In a recent Post and Courier report, the state treasurer said alternative investment managers charged the state $344 million last year, but a member of the state commission overseeing the retirement system put the figure at $239 million.

While a New York Times story about “South Carolina’s Push Into High-Octane Investments” focused on a Lamborghini-driving fund manager, the way fund overseers were wined and dined at New York clubs and so on (dinner with a centerfold model?), I’m going to focus on what average folks can learn from this.

Lesson No. 1: Know what you’re being charged by institutions that handle or manage your money.

While it seems stunning that there’s a $105 million gap between the figures offered by different state officials as to the fees charged by high-risk fund managers, I’m sure that many individuals don’t exactly know the fees they are being charged to handle their money. That can be true for investments such as retirement mutual funds, but also for more mundane services such as having a checking account.

A plain-vanilla mutual fund that tracks stock and bond market indexes can carry annual investment expenses below one quarter of one percent. But some funds can hit investors for a full percentage every year, and that can really add up over time.

With banks and credit union checking accounts, debit cards and credit cards, some charge high fees and expenses for basic services. Others charge little. If you don’t know what you’re being charged, there’s a good chance you’re paying too much.

Lesson No. 2: Unrealistic expectations can lead to big financial problems.

South Carolina’s pension fund is greatly underfunded. One reason for the big gap is that the state, year after year, assumed it could earn an 8 percent return on the pension fund despite evidence to the contrary. Those assumptions led to pay raises for retirees, which further depleted the fund.

The takeaway for individual investors is long-term savings plans for things such as college costs or retirement have to be adjusted to reflect what’s really happening. If investment funds or interest-bearing accounts aren’t delivering what you expected, you’re going to have to save more or deal with having less to spend.

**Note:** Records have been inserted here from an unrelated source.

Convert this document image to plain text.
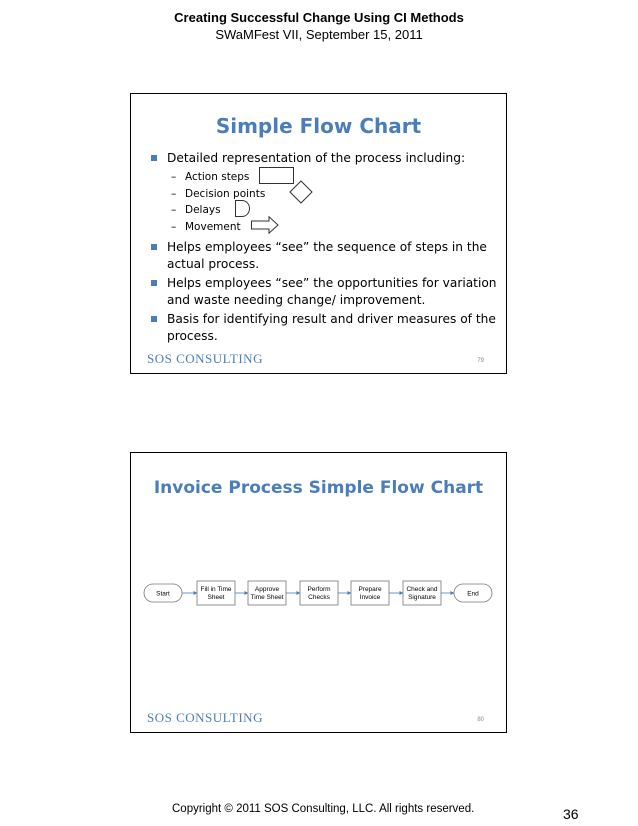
Creating Successful Change Using CI Methods
SWaMFest VII, September 15, 2011
Simple Flow Chart
Detailed representation of the process including:
– Action steps
– Decision points
– Delays
– Movement
Helps employees “see” the sequence of steps in the actual process.
Helps employees “see” the opportunities for variation and waste needing change/ improvement.
Basis for identifying result and driver measures of the process.
SOS CONSULTING	79
Invoice Process Simple Flow Chart
Start
Fill in Time
Sheet
Approve
Time Sheet
Perform
Checks
Prepare
Invoice
Check and
Signature	End
SOS CONSULTING	80
Copyright © 2011 SOS Consulting, LLC. All rights reserved.	36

Or, you could try to bridge the gap by taking bigger risks, which leads us to …

Lesson 3: Following the crowd can lead you over a cliff.

Remember when real estate and mortgage-backed securities were can’t-lose investments in the mid-2000s? How about Internet stocks in the late 1990s? Japanese stocks in the 1980s? Gold in the 1970s? Tulip bulbs in the 1630s?

The investment world veers from bubble to bubble, as naive investors follow, waving money. Many studies have found that individual investors have a terrible habit of buying popular investments at the top of the market and selling them at the bottom.

Jumping in out of greed, jumping out due to fear and losing big in the process is partially human nature. When other people seem to be making big money doing something, others will say, “Hey, why aren’t we doing that, too?”

But unless you’re a sophisticated investor with money to risk, keep it simple. There are plenty of solid, low-cost, long-term investment funds available; the kind where you pick the year you plan to retire or pay for college, and the fund shifts toward more cautious investments as that date nears.

Trying to make up for disappointing investment returns by taking bigger and bigger risks can lead to big losses, not unlike doubling down at a casino table.